The wildlife-rich Commander Islands were first discovered by Commander Vitus Bering when his ship was wrecked here in 1741. He perished on the island along with many of his men. The reports from those that survived led to a ‘fur rush’ and the settlement of the islands. There are two large islands (Bering and Medny) with two smaller islands Ariy Karmen and Toporkov. We intend to explore the islands through a combination of landings and Zodiac cruises. We plan to stop at the village of Nikolskoye. We visit the fur seal rookery at North-West Cape and Zodiac cruise around the impressive bird colony at Ariy Kamen. We will also possibly visit the gravesite of Commander Vitus Bering or the remarkable Medny Island.

 

Day 11: Olga Bay

Olga Bay is a part of the very large Kronotskiy Reserve, which also includes the world-famous Valley of the Geysers. The habitat has lush Kamchatka forests coming right down to the beach. The area around Olga Bay is frequented by large numbers of Gray Whales that are usually quite friendly to visiting boats. The rising volcanoes in the background will provide a beautiful setting to explore real Kamchatka wilderness.

 

Day 12: Zhupanova River and Bukhta Bechevinskaya

This morning we make our way along the Zhupanova River by Zodiac.
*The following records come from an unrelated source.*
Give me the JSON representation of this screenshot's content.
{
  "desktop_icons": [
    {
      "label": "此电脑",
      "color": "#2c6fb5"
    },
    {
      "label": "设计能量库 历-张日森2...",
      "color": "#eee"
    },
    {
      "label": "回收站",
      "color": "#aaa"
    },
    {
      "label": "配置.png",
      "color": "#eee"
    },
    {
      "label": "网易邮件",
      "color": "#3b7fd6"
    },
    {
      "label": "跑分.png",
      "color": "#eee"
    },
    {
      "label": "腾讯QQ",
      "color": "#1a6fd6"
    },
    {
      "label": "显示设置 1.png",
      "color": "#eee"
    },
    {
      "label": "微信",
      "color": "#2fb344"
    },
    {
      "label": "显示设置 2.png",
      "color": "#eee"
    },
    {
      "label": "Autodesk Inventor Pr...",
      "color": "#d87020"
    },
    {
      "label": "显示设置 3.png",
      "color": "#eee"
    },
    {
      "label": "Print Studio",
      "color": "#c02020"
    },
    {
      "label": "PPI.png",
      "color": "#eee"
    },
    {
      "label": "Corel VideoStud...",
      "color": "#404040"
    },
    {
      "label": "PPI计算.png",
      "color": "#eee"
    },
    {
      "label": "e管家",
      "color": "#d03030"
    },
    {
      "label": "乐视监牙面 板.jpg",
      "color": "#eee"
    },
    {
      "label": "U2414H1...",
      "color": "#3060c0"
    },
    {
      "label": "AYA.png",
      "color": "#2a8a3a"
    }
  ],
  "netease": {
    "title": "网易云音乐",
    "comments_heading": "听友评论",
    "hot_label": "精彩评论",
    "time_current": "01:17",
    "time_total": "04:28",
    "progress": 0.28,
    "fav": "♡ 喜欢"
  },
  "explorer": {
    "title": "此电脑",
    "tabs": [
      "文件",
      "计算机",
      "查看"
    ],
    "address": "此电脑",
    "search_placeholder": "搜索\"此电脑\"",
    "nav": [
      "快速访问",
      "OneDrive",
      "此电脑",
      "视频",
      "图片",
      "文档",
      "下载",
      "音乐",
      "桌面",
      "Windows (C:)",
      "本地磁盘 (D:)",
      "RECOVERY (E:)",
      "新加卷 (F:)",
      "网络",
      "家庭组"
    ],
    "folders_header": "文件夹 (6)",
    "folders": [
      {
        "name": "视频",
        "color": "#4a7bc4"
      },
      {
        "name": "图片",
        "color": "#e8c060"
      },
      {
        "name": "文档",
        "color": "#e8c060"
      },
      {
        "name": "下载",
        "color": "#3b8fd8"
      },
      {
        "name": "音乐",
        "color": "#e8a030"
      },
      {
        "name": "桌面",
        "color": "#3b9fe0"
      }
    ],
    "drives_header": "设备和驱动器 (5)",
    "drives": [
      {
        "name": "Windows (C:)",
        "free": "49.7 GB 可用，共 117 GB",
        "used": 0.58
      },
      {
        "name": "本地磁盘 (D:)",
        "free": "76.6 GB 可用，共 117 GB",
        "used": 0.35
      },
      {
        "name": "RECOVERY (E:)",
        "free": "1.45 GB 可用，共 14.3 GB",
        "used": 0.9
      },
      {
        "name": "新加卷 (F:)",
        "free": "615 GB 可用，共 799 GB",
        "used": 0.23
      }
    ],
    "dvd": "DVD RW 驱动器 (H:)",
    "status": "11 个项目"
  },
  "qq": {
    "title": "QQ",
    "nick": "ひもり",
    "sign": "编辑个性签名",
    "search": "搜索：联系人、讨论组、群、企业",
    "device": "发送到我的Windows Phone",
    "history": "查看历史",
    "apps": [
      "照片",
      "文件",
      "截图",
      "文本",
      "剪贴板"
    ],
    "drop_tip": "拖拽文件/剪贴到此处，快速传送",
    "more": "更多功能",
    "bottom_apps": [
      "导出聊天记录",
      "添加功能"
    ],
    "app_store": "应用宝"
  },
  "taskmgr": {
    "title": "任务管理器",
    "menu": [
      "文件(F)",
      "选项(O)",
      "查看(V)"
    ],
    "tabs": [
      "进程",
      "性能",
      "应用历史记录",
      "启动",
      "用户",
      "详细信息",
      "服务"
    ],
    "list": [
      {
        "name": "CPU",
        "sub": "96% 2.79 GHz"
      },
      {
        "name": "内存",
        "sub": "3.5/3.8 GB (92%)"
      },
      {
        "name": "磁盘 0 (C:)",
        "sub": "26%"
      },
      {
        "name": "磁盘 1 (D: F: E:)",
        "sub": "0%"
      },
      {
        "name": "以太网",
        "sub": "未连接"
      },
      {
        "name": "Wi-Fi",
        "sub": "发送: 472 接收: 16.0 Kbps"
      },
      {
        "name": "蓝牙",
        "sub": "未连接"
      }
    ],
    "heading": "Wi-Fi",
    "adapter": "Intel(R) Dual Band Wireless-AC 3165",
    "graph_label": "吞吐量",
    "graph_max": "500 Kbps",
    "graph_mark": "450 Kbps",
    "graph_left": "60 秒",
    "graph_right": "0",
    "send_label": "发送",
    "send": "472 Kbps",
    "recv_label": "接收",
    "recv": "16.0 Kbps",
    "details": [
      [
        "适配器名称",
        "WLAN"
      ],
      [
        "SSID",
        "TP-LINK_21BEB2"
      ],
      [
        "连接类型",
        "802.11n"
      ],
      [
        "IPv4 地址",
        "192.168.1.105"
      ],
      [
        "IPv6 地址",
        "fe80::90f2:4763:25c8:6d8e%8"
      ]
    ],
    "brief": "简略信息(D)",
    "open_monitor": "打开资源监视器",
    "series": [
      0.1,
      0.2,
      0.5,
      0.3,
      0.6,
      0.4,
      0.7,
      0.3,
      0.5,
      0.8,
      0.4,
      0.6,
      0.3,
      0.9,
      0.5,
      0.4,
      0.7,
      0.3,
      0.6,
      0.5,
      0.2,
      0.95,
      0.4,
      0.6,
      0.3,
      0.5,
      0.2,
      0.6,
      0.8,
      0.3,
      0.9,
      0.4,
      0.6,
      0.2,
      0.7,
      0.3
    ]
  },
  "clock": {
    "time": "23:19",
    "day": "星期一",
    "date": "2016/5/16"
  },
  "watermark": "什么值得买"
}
This journey allows us to explore a river habitat which is common in Kamchatka. Steller’s Sea Eagles are known to nest in the lower reaches of the river.

 

Day 13: Petropavlovsk-Kamchatskiy

During the night the Spirit of Enderby will enter Avacha Bay which is one of the greatest natural harbours in the world. There will be a complimentary transfer to the airport or to a central downtown hotel.